Our first Work Capability Assessment of the year found Maximus challenging Ryan Air for good management and customer relations. They were short staffed because one of their nurses was still on holiday and no-one seemed to have planned for this. The receptionist, who clearly regarded herself as the principal martyr to this incompetence, was phoning people to inform them that their assessment had been postponed, and then complaining when they vented their natural frustration. She even sent someone away who had come into the centre, but he just accepted the situation without complaint – as so many benefit claimants are conditioned to do.

Thanks to Tony, Norma, Duncan, Gary, Dave and Gordon,



Hopes for 2018

18-01-06 BellaBella Caledonia asked me to describe my hopes for 2018. This is what I wrote:

‘For a welfare campaigner, 2018 would seem to provide few grounds for optimism. The Tories’ narrowed majority has only given added urgency to their determination to transform the welfare state from a system of social security to a mechanism for social control. But defence of the poorest and most vulnerable, and of the very notion of social security, can act as a rallying cry for building a progressive force.

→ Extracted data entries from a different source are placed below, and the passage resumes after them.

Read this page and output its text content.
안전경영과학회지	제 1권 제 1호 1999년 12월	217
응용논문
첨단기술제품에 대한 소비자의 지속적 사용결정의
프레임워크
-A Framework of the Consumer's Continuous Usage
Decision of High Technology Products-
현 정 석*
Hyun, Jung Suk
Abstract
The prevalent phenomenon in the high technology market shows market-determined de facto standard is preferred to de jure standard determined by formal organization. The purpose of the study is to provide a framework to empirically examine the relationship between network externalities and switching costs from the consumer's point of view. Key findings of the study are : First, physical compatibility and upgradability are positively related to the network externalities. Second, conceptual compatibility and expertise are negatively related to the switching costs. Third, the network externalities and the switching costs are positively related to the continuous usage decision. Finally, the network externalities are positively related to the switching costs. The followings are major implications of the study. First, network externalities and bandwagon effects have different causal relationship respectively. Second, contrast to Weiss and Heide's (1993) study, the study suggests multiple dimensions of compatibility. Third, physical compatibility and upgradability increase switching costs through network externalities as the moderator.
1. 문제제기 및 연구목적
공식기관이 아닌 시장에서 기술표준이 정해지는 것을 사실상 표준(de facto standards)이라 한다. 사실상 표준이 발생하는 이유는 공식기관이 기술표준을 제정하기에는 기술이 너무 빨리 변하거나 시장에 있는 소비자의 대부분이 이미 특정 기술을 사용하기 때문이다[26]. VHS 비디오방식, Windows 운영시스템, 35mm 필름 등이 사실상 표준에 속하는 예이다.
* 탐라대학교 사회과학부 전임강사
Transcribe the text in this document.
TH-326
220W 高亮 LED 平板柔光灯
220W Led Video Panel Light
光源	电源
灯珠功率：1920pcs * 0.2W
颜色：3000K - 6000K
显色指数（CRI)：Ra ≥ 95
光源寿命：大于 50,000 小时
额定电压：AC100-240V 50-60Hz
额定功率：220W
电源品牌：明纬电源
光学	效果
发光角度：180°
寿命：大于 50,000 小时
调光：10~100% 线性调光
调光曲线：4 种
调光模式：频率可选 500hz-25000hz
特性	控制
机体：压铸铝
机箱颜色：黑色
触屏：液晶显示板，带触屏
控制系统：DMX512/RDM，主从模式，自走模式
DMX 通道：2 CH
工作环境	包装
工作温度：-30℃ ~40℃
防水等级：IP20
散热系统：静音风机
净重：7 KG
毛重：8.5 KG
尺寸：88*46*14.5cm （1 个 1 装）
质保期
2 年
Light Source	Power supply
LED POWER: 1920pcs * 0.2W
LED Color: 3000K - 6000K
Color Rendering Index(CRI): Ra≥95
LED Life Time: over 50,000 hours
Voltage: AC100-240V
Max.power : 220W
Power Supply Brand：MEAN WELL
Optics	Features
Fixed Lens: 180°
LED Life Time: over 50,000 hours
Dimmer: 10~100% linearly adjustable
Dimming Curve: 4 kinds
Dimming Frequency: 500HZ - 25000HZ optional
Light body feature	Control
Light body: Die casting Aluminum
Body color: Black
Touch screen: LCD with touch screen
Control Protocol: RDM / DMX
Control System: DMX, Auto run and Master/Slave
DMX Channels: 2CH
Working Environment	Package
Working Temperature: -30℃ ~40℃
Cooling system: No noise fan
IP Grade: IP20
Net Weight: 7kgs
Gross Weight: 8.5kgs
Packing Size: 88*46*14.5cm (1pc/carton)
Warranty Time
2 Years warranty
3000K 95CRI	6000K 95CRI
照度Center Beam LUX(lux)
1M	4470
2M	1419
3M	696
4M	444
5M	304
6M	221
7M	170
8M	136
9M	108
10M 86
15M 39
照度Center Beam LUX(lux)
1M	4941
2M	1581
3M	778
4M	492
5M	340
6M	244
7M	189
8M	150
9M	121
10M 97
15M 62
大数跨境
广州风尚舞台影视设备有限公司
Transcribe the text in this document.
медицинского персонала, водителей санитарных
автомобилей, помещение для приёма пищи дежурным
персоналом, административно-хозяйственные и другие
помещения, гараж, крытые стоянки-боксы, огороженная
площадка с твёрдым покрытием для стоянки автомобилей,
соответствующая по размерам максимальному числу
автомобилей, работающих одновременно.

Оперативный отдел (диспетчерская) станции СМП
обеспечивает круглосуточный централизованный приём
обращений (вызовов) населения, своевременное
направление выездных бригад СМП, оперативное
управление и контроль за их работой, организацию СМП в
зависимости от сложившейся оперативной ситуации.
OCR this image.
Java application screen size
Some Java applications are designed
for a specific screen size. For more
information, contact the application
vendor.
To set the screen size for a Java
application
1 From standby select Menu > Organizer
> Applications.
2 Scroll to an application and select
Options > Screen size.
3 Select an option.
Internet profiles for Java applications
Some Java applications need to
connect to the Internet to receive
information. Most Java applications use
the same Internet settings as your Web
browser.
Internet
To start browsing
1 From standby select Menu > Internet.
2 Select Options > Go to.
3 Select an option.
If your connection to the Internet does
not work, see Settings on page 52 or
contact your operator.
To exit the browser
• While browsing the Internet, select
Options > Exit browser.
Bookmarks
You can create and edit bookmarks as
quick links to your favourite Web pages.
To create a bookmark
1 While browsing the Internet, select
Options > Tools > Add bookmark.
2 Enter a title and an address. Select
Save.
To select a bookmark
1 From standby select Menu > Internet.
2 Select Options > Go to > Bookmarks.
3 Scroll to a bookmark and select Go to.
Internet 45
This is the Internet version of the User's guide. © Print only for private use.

‘Support for foodbanks and charities demonstrates that people care. A plethora of articles and blogs demonstrate that the government has failed in its attempt to stigmatise people on benefits. Austerity is increasingly being acknowledged as a political choice rather than a necessity. And interest in Universal Basic Income trials shows people are prepared to look forward to an alternative where we are no longer defined by our paid labour. Put all these things together, and we have the potential for a mass movement that combines practical action with political awareness and demands for radical change – and that addresses problems well beyond welfare.

‘For this to become a hope, and not just a dream, requires a conscious and constant building of connections; connections between practical actions and theoretical politics, and also connections between all the different campaigns – on issues ranging from equal rights to climate change – that ultimately demand the reversal of neoliberal capitalism. Before neoliberalism became accepted as the natural order of things it was regarded as a marginal idea – proving that understandings can change and raising hopes that neoliberalism itself can be sent back to the margins.